506 sayılı Yasanın 79/10. maddesinde bu tür hizmet tespit davalarının kanıtlanması yönünden özel bir yöntem öngörülmemiştir. Kimi ayrık durumlar dışında resmi belge ve yazılı delillerin bulunması sigortalı sayılması gereken sürelerin saptanmasında güçlü delil olmaları itibariyle sonuca etkili olurlar. Ne var ki bu tür kanıtların bulunmaması salt bu nedene dayalı istemin reddine neden olmaz. Somut bilgilere dayanması koşuluyla, bordro tanıkları veya iş ilişkisini bilen veya bilmesi gereken komşu işyerleri kayıtlı çalışanları gibi kişilerin bilgileri ve bunları destekleyen kimi diğer kanıtlarla dahi sonuca gitmek mümkündür. Kamu düzenine dayalı bu tür davalarda hakim, görevi gereği doğrudan soruşturmayı genişleterek sigortalılık koşullarının oluşup oluşmadığını belirlemelidir. Bu yön Yargıtay Hukuk Genel Kurulunun 16.9.1999 gün 1999/21-510-527,30.6.1999 gün 1999/21-549-555,5.2.2003 gün 2003/21-35-64,15.10.2003 gün 2003/21-634-572,3.11.2004 gün 2004/21-480-579 ve 10.11.2004 gün 2004/21-629 sayılı kararlarında da vurgulanmıştır.
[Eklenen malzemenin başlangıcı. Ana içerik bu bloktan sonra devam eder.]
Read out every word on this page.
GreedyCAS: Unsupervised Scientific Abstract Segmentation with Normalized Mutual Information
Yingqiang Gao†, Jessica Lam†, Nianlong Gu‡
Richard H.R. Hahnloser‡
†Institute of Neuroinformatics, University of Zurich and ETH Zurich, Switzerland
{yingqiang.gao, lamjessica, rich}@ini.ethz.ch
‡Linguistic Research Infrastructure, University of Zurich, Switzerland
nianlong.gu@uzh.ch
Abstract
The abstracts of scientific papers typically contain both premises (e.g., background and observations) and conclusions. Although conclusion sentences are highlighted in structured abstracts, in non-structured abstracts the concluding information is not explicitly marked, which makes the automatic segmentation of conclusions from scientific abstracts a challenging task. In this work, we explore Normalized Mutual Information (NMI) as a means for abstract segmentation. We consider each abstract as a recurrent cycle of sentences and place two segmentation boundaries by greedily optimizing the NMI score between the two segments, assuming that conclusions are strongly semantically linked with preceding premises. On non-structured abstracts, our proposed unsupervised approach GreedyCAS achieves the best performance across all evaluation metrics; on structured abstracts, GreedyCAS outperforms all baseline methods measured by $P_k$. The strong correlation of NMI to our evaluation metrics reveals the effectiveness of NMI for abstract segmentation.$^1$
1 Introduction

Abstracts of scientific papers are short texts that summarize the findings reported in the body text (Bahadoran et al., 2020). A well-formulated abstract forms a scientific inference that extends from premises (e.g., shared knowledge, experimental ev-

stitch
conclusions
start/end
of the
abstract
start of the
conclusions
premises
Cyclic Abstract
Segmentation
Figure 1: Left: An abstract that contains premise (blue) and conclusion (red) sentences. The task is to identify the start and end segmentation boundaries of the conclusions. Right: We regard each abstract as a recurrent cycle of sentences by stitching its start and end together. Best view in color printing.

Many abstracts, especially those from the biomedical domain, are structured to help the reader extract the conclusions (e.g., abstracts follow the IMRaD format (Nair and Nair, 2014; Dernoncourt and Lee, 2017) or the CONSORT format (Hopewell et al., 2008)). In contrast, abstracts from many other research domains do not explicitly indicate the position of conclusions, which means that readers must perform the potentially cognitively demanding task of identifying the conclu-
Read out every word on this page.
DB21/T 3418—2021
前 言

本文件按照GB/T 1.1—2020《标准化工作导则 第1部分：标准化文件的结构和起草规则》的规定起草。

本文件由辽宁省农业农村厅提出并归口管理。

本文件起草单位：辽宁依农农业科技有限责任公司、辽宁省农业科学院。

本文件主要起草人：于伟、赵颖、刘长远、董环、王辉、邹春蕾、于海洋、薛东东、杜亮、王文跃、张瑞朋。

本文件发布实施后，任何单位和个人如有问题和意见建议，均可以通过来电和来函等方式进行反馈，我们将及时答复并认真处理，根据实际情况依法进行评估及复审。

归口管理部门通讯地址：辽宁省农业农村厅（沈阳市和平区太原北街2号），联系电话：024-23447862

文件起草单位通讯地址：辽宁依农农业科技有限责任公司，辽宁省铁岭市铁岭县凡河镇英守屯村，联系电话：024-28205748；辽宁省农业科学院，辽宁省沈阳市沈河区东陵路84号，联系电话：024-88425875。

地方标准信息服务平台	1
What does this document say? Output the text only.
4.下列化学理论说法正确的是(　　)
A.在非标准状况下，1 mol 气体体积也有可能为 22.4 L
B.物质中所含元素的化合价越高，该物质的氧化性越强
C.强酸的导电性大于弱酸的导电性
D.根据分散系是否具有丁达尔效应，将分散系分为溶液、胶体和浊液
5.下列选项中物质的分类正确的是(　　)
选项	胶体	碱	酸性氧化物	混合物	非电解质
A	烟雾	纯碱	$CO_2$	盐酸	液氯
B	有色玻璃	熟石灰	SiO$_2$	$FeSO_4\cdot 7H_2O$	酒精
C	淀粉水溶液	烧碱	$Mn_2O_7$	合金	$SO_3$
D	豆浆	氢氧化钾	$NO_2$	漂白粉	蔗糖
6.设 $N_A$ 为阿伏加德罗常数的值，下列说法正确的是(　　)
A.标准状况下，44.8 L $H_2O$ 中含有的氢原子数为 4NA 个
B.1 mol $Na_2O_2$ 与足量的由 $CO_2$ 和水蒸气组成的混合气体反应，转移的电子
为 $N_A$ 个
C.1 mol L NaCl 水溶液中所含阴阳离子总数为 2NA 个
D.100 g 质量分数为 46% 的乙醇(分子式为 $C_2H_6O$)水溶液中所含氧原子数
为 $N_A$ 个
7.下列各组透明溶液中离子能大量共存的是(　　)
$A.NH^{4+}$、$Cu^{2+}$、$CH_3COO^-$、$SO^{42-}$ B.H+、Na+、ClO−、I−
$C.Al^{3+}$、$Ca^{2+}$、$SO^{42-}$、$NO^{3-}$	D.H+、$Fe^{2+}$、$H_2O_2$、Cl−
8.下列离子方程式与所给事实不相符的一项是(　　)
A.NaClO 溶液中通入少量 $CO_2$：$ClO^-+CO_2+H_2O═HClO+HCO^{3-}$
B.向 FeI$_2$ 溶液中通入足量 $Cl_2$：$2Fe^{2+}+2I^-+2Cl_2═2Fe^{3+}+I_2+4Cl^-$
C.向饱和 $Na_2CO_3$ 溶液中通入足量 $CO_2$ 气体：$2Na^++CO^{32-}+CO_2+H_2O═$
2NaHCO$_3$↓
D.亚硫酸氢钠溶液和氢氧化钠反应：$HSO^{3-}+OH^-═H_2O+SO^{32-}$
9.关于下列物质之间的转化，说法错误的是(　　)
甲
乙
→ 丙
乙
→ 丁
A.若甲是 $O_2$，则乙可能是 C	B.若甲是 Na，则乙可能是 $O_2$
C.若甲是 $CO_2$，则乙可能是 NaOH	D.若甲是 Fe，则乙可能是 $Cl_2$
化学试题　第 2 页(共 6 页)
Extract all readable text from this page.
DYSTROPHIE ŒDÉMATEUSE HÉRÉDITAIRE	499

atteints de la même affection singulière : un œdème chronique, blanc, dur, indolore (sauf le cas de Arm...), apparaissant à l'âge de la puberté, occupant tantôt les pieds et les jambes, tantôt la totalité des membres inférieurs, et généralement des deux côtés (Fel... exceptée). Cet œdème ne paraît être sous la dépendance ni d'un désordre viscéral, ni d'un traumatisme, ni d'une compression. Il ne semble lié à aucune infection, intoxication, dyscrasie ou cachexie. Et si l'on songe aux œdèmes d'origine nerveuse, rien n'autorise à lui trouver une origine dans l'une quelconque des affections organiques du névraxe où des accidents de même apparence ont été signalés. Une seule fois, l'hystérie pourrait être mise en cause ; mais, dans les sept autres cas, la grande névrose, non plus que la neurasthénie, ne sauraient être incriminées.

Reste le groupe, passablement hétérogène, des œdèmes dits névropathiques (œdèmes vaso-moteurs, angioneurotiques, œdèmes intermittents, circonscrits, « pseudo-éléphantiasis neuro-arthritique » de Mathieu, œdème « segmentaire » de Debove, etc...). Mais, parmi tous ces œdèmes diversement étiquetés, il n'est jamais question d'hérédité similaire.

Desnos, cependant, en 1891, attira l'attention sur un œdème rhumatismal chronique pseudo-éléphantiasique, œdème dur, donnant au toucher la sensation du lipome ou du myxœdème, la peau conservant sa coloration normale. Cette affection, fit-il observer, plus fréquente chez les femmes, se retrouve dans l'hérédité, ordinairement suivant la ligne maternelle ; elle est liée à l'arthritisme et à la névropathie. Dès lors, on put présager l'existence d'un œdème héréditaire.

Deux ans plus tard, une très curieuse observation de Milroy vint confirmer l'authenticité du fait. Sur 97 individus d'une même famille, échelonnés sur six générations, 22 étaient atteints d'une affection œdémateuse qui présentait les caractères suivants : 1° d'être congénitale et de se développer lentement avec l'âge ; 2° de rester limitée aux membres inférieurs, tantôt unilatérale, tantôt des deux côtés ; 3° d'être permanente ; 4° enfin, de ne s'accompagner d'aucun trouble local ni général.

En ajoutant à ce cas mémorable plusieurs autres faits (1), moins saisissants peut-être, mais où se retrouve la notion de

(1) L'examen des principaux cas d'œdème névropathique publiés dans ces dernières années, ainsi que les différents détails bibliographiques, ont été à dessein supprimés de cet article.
Somut olayda ise yukarıda anılan şekilde araştırma ve inceleme yapılmadan sonuca gidilmesi isabetsiz olmuştur.
Mahkemece yapılacak iş; davacı tarafından hizmet talep edilen dönemde davalının sahip olduğu işyerlerini tespit etmek, daha sonra zabıta marifeti ile davalının işyerlerine komşu işyeri sahipleri ile komşu işyerlerindeki çalışmaları kayıtlara geçmiş çalışanları tespit ederek dinlemek, yine öncelikle jandarmaya yazı yazarak davalının T. mevkiindeki işyerindeki çalışmalara ve çalışanlara ilişkin olarak kayıt bulunup bulunmadığını sormak, kayıt bulunduğu bildirilir ise bu kayıtlardaki kişileri dinlemek, kayıt bulunamaz ise zabıta marifeti ile davalının sahibi bulunduğu otelde talep edilen dönemde çalışan diğer kişileri tespit ederek dinlemek, davalıdan davacının dosyada mevcut davalı işyerine bazı firmalarca mal teslimi, tamirat gibi işler için düzenlenen 02.05.2007, 17.05.2007, 22.05.2007, 05.06.2007, 08.06.2007, 20.06.2007 tarihli faturalar ile 18.06.2007 tarihli eletrik sayacı sökme takma tutanağına hangi sıfat ile imza attığını sormak, mümkün ise faturalarda isimleri bulunan kişiler ile davacıyı yüzleştirmek ve belgelerin imzalandığı sırada davacının tutumu ile otel içerisindeki diğer çalışanların davacıya karşı tutumlarının herhangi bir çalışan gibi mi yoksa müdür gibi mi olup olmadığı hususlarında beyanlarına başvurmak, ayrıca talep edilen dönemde davacının çalıştığını beyan ettiği otelin bulunduğu mevkiinin bağlı olduğu köyün muhtar ve azalarını dinleyerek toplanan deliller ışığında varılacak sonuca göre hüküm kurmaktan ibarettir.
Mahkemece bu maddi ve hukuki olgular nazara alınmaksızın eksik araştırma ve inceleme ile yazılı şekilde karar verilmesi usul ve yasaya aykırı olup bozma nedenidir.
O halde davacının bu yönleri amaçlayan temyiz itirazları kabul edilmeli ve hüküm bozulmalıdır.
SONUÇ: Hükmün yukarıda açıklanan nedenlerle BOZULMASINA, temyiz harcının istek halinde temyiz edenlerden davacıya iadesine, 28/10/2014 gününde oybirliğiyle karar verildi.